Llama2 released! Comprehensive analysis of performance, parameters, architecture and training methods!

Hayo News
Hayo News
July 19th, 2023
Llama2 is released, and this version is available for commercial use. I have sorted out some known information in detail:

  • Llama2 performance and parameters
  • How to use and restrictions
  • Model architecture of Llama2
  • Llama2 training method

👇The following is the detailed information

Llama2 performance and parameters

  • Llama2 has three versions of 7B 13B and 70B
  • Llama 2 has 40% more training data than Llama 1, and the context length is twice that of Llama 1.
  • The pre-trained Token is 2 trillion, and the context length is 4096
  • According to Meta, Llama 2 outperforms other open-source language models on a number of external benchmarks, including inference, coding, proficiency, and knowledge tests.

How to use and restrictions

  • Unlike the first leaked version, this time Meta is open for commercial use.
  • Products with more than 700 million daily active users need to apply for commercial permission separately
  • The Llama material or any output or results of the Llama material may not be used to improve any other large language model.

Model architecture of Llama2

  • Llama 2-Chat is based on the Llama 2 series of pre-trained language models. Llama 2 uses the standard Transformer architecture.
  • Llama 2-Chat is optimized with supervised fine-tuning and reinforcement learning human feedback. Supervised fine-tuning is performed first, and then reinforcement learning algorithms including rejection sampling and PPO are applied for iterative improvement.
  • Several optimizations are employed, such as prenormalization, SwiGLU activation function, and Rotated Position Embedding (RoPE).
  • Llama 2-Chat has 7 billion, 3.4 billion, 1.3 billion and 700 million parameter versions. Training was performed using publicly available data and no Meta user data was used.

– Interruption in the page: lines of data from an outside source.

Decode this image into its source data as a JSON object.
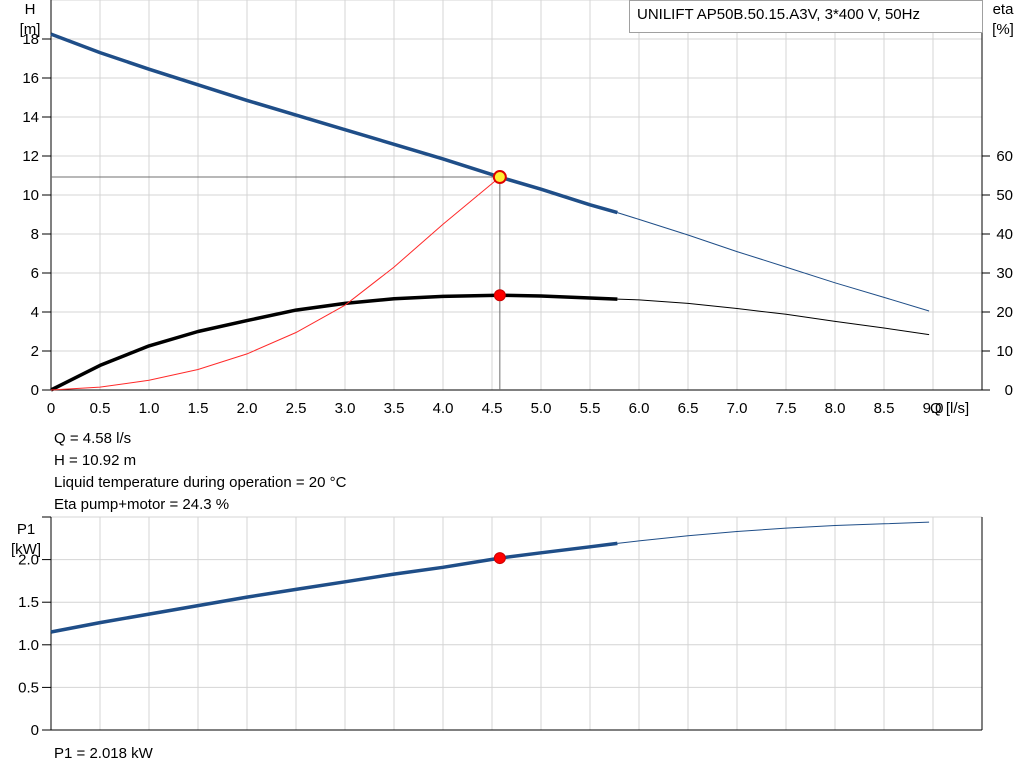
{
  "chart_data": [
    {
      "type": "line",
      "title": "UNILIFT AP50B.50.15.A3V, 3*400 V, 50Hz",
      "xlabel": "Q [l/s]",
      "ylabel_left": [
        "H",
        "[m]"
      ],
      "ylabel_right": [
        "eta",
        "[%]"
      ],
      "xlim": [
        0,
        9.5
      ],
      "ylim": [
        0,
        20
      ],
      "ylim_right": [
        0,
        100
      ],
      "x_ticks": [
        "0",
        "0.5",
        "1.0",
        "1.5",
        "2.0",
        "2.5",
        "3.0",
        "3.5",
        "4.0",
        "4.5",
        "5.0",
        "5.5",
        "6.0",
        "6.5",
        "7.0",
        "7.5",
        "8.0",
        "8.5",
        "9.0"
      ],
      "y_ticks": [
        "0",
        "2",
        "4",
        "6",
        "8",
        "10",
        "12",
        "14",
        "16",
        "18"
      ],
      "y_ticks_right": [
        "0",
        "10",
        "20",
        "30",
        "40",
        "50",
        "60"
      ],
      "grid": true,
      "series": [
        {
          "role": "H",
          "color": "#1f4e88",
          "axis": "left",
          "operating_range_end": 5.78,
          "x": [
            0,
            0.5,
            1.0,
            1.5,
            2.0,
            2.5,
            3.0,
            3.5,
            4.0,
            4.58,
            5.0,
            5.5,
            5.78,
            6.0,
            6.5,
            7.0,
            7.5,
            8.0,
            8.5,
            8.96
          ],
          "y": [
            18.25,
            17.3,
            16.45,
            15.65,
            14.85,
            14.1,
            13.35,
            12.6,
            11.85,
            10.92,
            10.3,
            9.5,
            9.1,
            8.75,
            7.95,
            7.1,
            6.3,
            5.5,
            4.75,
            4.05
          ]
        },
        {
          "role": "eta",
          "color": "#000000",
          "axis": "right",
          "operating_range_end": 5.78,
          "x": [
            0,
            0.5,
            1.0,
            1.5,
            2.0,
            2.5,
            3.0,
            3.5,
            4.0,
            4.58,
            5.0,
            5.5,
            5.78,
            6.0,
            6.5,
            7.0,
            7.5,
            8.0,
            8.5,
            8.96
          ],
          "y": [
            0,
            6.3,
            11.3,
            15.0,
            17.8,
            20.5,
            22.2,
            23.4,
            24.0,
            24.3,
            24.1,
            23.6,
            23.3,
            23.1,
            22.2,
            20.9,
            19.4,
            17.6,
            15.9,
            14.2
          ]
        },
        {
          "role": "NPSH",
          "color": "#ff2a2a",
          "axis": "left",
          "x": [
            0,
            0.5,
            1.0,
            1.5,
            2.0,
            2.5,
            3.0,
            3.5,
            4.0,
            4.58
          ],
          "y": [
            0,
            0.15,
            0.5,
            1.05,
            1.85,
            2.95,
            4.35,
            6.3,
            8.5,
            10.92
          ]
        }
      ],
      "operating_point": {
        "Q": 4.58,
        "H": 10.92,
        "eta": 24.3
      }
    },
    {
      "type": "line",
      "ylabel": [
        "P1",
        "[kW]"
      ],
      "xlim": [
        0,
        9.5
      ],
      "ylim": [
        0,
        2.5
      ],
      "y_ticks": [
        "0",
        "0.5",
        "1.0",
        "1.5",
        "2.0"
      ],
      "grid": true,
      "series": [
        {
          "role": "P1",
          "color": "#1f4e88",
          "operating_range_end": 5.78,
          "x": [
            0,
            0.5,
            1.0,
            1.5,
            2.0,
            2.5,
            3.0,
            3.5,
            4.0,
            4.58,
            5.0,
            5.5,
            5.78,
            6.0,
            6.5,
            7.0,
            7.5,
            8.0,
            8.5,
            8.96
          ],
          "y": [
            1.15,
            1.26,
            1.36,
            1.46,
            1.56,
            1.65,
            1.74,
            1.83,
            1.91,
            2.018,
            2.08,
            2.15,
            2.19,
            2.22,
            2.28,
            2.33,
            2.37,
            2.4,
            2.42,
            2.44
          ]
        }
      ],
      "operating_point": {
        "Q": 4.58,
        "P1": 2.018
      }
    }
  ],
  "info": {
    "q": "Q = 4.58 l/s",
    "h": "H = 10.92 m",
    "temp": "Liquid temperature during operation = 20 °C",
    "eta": "Eta pump+motor = 24.3 %",
    "p1": "P1 = 2.018 kW"
  }
}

Llama2's training methodology

  1. pre-training
  • Pre-training is performed using publicly available online data, totaling 2 trillion tokens. The data was cleaned and some websites containing a large amount of personal information were removed. Adopt the standard Transformer architecture, and some optimizations such as RoPE.

2. Supervised fine-tuning

  • Supervised fine-tuning using high-quality human-annotated data (about 30,000 examples). Optimized for answer markers, not hint markers.

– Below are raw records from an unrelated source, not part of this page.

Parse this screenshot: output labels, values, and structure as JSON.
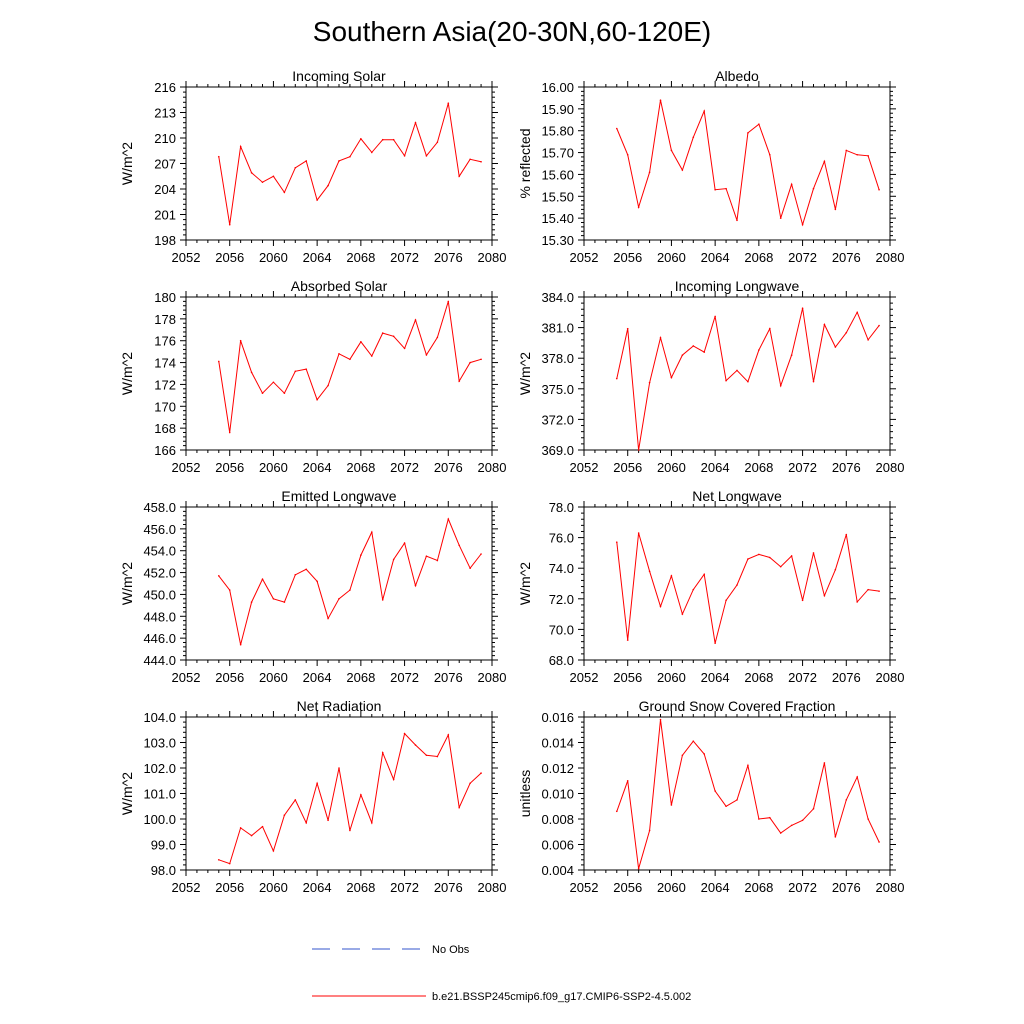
{
  "title": "Southern Asia(20-30N,60-120E)",
  "x_ticks": [
    "2052",
    "2056",
    "2060",
    "2064",
    "2068",
    "2072",
    "2076",
    "2080"
  ],
  "legend": {
    "obs_label": "No Obs",
    "obs_color": "#3355cc",
    "model_label": "b.e21.BSSP245cmip6.f09_g17.CMIP6-SSP2-4.5.002",
    "model_color": "#ff0000"
  },
  "chart_data": [
    {
      "type": "line",
      "title": "Incoming Solar",
      "ylabel": "W/m^2",
      "xlim": [
        2052,
        2080
      ],
      "ylim": [
        198,
        216
      ],
      "yticks": [
        "198",
        "201",
        "204",
        "207",
        "210",
        "213",
        "216"
      ],
      "x": [
        2055,
        2056,
        2057,
        2058,
        2059,
        2060,
        2061,
        2062,
        2063,
        2064,
        2065,
        2066,
        2067,
        2068,
        2069,
        2070,
        2071,
        2072,
        2073,
        2074,
        2075,
        2076,
        2077,
        2078,
        2079
      ],
      "values": [
        207.8,
        199.8,
        209.0,
        205.9,
        204.8,
        205.5,
        203.6,
        206.5,
        207.3,
        202.7,
        204.4,
        207.3,
        207.8,
        209.9,
        208.3,
        209.8,
        209.8,
        207.9,
        211.8,
        207.9,
        209.5,
        214.1,
        205.5,
        207.5,
        207.2
      ]
    },
    {
      "type": "line",
      "title": "Albedo",
      "ylabel": "% reflected",
      "xlim": [
        2052,
        2080
      ],
      "ylim": [
        15.3,
        16.0
      ],
      "yticks": [
        "15.30",
        "15.40",
        "15.50",
        "15.60",
        "15.70",
        "15.80",
        "15.90",
        "16.00"
      ],
      "x": [
        2055,
        2056,
        2057,
        2058,
        2059,
        2060,
        2061,
        2062,
        2063,
        2064,
        2065,
        2066,
        2067,
        2068,
        2069,
        2070,
        2071,
        2072,
        2073,
        2074,
        2075,
        2076,
        2077,
        2078,
        2079
      ],
      "values": [
        15.81,
        15.69,
        15.45,
        15.61,
        15.94,
        15.71,
        15.62,
        15.77,
        15.89,
        15.53,
        15.535,
        15.39,
        15.79,
        15.83,
        15.69,
        15.4,
        15.555,
        15.37,
        15.535,
        15.66,
        15.44,
        15.71,
        15.69,
        15.685,
        15.53
      ]
    },
    {
      "type": "line",
      "title": "Absorbed Solar",
      "ylabel": "W/m^2",
      "xlim": [
        2052,
        2080
      ],
      "ylim": [
        166,
        180
      ],
      "yticks": [
        "166",
        "168",
        "170",
        "172",
        "174",
        "176",
        "178",
        "180"
      ],
      "x": [
        2055,
        2056,
        2057,
        2058,
        2059,
        2060,
        2061,
        2062,
        2063,
        2064,
        2065,
        2066,
        2067,
        2068,
        2069,
        2070,
        2071,
        2072,
        2073,
        2074,
        2075,
        2076,
        2077,
        2078,
        2079
      ],
      "values": [
        174.1,
        167.6,
        176.0,
        173.1,
        171.2,
        172.2,
        171.2,
        173.2,
        173.4,
        170.6,
        171.9,
        174.8,
        174.3,
        175.9,
        174.6,
        176.7,
        176.4,
        175.3,
        177.9,
        174.7,
        176.3,
        179.6,
        172.3,
        174.0,
        174.3
      ]
    },
    {
      "type": "line",
      "title": "Incoming Longwave",
      "ylabel": "W/m^2",
      "xlim": [
        2052,
        2080
      ],
      "ylim": [
        369,
        384
      ],
      "yticks": [
        "369.0",
        "372.0",
        "375.0",
        "378.0",
        "381.0",
        "384.0"
      ],
      "x": [
        2055,
        2056,
        2057,
        2058,
        2059,
        2060,
        2061,
        2062,
        2063,
        2064,
        2065,
        2066,
        2067,
        2068,
        2069,
        2070,
        2071,
        2072,
        2073,
        2074,
        2075,
        2076,
        2077,
        2078,
        2079
      ],
      "values": [
        376.0,
        380.9,
        369.0,
        375.6,
        380.0,
        376.1,
        378.3,
        379.2,
        378.6,
        382.1,
        375.8,
        376.8,
        375.7,
        378.8,
        380.9,
        375.3,
        378.3,
        382.9,
        375.7,
        381.3,
        379.1,
        380.5,
        382.5,
        379.8,
        381.2
      ]
    },
    {
      "type": "line",
      "title": "Emitted Longwave",
      "ylabel": "W/m^2",
      "xlim": [
        2052,
        2080
      ],
      "ylim": [
        444,
        458
      ],
      "yticks": [
        "444.0",
        "446.0",
        "448.0",
        "450.0",
        "452.0",
        "454.0",
        "456.0",
        "458.0"
      ],
      "x": [
        2055,
        2056,
        2057,
        2058,
        2059,
        2060,
        2061,
        2062,
        2063,
        2064,
        2065,
        2066,
        2067,
        2068,
        2069,
        2070,
        2071,
        2072,
        2073,
        2074,
        2075,
        2076,
        2077,
        2078,
        2079
      ],
      "values": [
        451.7,
        450.4,
        445.4,
        449.3,
        451.4,
        449.6,
        449.3,
        451.8,
        452.3,
        451.2,
        447.8,
        449.6,
        450.4,
        453.6,
        455.7,
        449.5,
        453.2,
        454.7,
        450.8,
        453.5,
        453.1,
        456.9,
        454.5,
        452.4,
        453.7
      ]
    },
    {
      "type": "line",
      "title": "Net Longwave",
      "ylabel": "W/m^2",
      "xlim": [
        2052,
        2080
      ],
      "ylim": [
        68,
        78
      ],
      "yticks": [
        "68.0",
        "70.0",
        "72.0",
        "74.0",
        "76.0",
        "78.0"
      ],
      "x": [
        2055,
        2056,
        2057,
        2058,
        2059,
        2060,
        2061,
        2062,
        2063,
        2064,
        2065,
        2066,
        2067,
        2068,
        2069,
        2070,
        2071,
        2072,
        2073,
        2074,
        2075,
        2076,
        2077,
        2078,
        2079
      ],
      "values": [
        75.7,
        69.3,
        76.3,
        73.8,
        71.5,
        73.5,
        71.0,
        72.6,
        73.6,
        69.1,
        71.9,
        72.9,
        74.6,
        74.9,
        74.7,
        74.1,
        74.8,
        71.9,
        75.0,
        72.2,
        73.9,
        76.2,
        71.8,
        72.6,
        72.5
      ]
    },
    {
      "type": "line",
      "title": "Net Radiation",
      "ylabel": "W/m^2",
      "xlim": [
        2052,
        2080
      ],
      "ylim": [
        98,
        104
      ],
      "yticks": [
        "98.0",
        "99.0",
        "100.0",
        "101.0",
        "102.0",
        "103.0",
        "104.0"
      ],
      "x": [
        2055,
        2056,
        2057,
        2058,
        2059,
        2060,
        2061,
        2062,
        2063,
        2064,
        2065,
        2066,
        2067,
        2068,
        2069,
        2070,
        2071,
        2072,
        2073,
        2074,
        2075,
        2076,
        2077,
        2078,
        2079
      ],
      "values": [
        98.4,
        98.25,
        99.65,
        99.35,
        99.7,
        98.75,
        100.15,
        100.75,
        99.85,
        101.4,
        99.95,
        102.0,
        99.55,
        100.95,
        99.85,
        102.6,
        101.55,
        103.35,
        102.9,
        102.5,
        102.45,
        103.3,
        100.45,
        101.4,
        101.8
      ]
    },
    {
      "type": "line",
      "title": "Ground Snow Covered Fraction",
      "ylabel": "unitless",
      "xlim": [
        2052,
        2080
      ],
      "ylim": [
        0.004,
        0.016
      ],
      "yticks": [
        "0.004",
        "0.006",
        "0.008",
        "0.010",
        "0.012",
        "0.014",
        "0.016"
      ],
      "x": [
        2055,
        2056,
        2057,
        2058,
        2059,
        2060,
        2061,
        2062,
        2063,
        2064,
        2065,
        2066,
        2067,
        2068,
        2069,
        2070,
        2071,
        2072,
        2073,
        2074,
        2075,
        2076,
        2077,
        2078,
        2079
      ],
      "values": [
        0.0086,
        0.011,
        0.0041,
        0.0071,
        0.0158,
        0.0091,
        0.013,
        0.0141,
        0.0131,
        0.0102,
        0.009,
        0.0095,
        0.0122,
        0.008,
        0.0081,
        0.0069,
        0.0075,
        0.0079,
        0.0088,
        0.0124,
        0.0066,
        0.0095,
        0.0113,
        0.008,
        0.0062
      ]
    }
  ]
}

3. Reinforcement Learning Based on Human Feedback

  • Collecting human preference data: letting humans compare and choose better responses. Train the reward model to score the responses. Iterative tuning using rejection sampling and PPO algorithms.

4. Security

  • Collect safe/helpful data for supervised fine-tuning. Train an independent security reward model. Enhance security using methods such as content distillation.

5. Evaluation

  • Human evaluation of usefulness on 4K prompts, on par with ChatGPT and others. Safety Human Evaluation on 2K Prompts, Outperforms Multiple Baseline Models.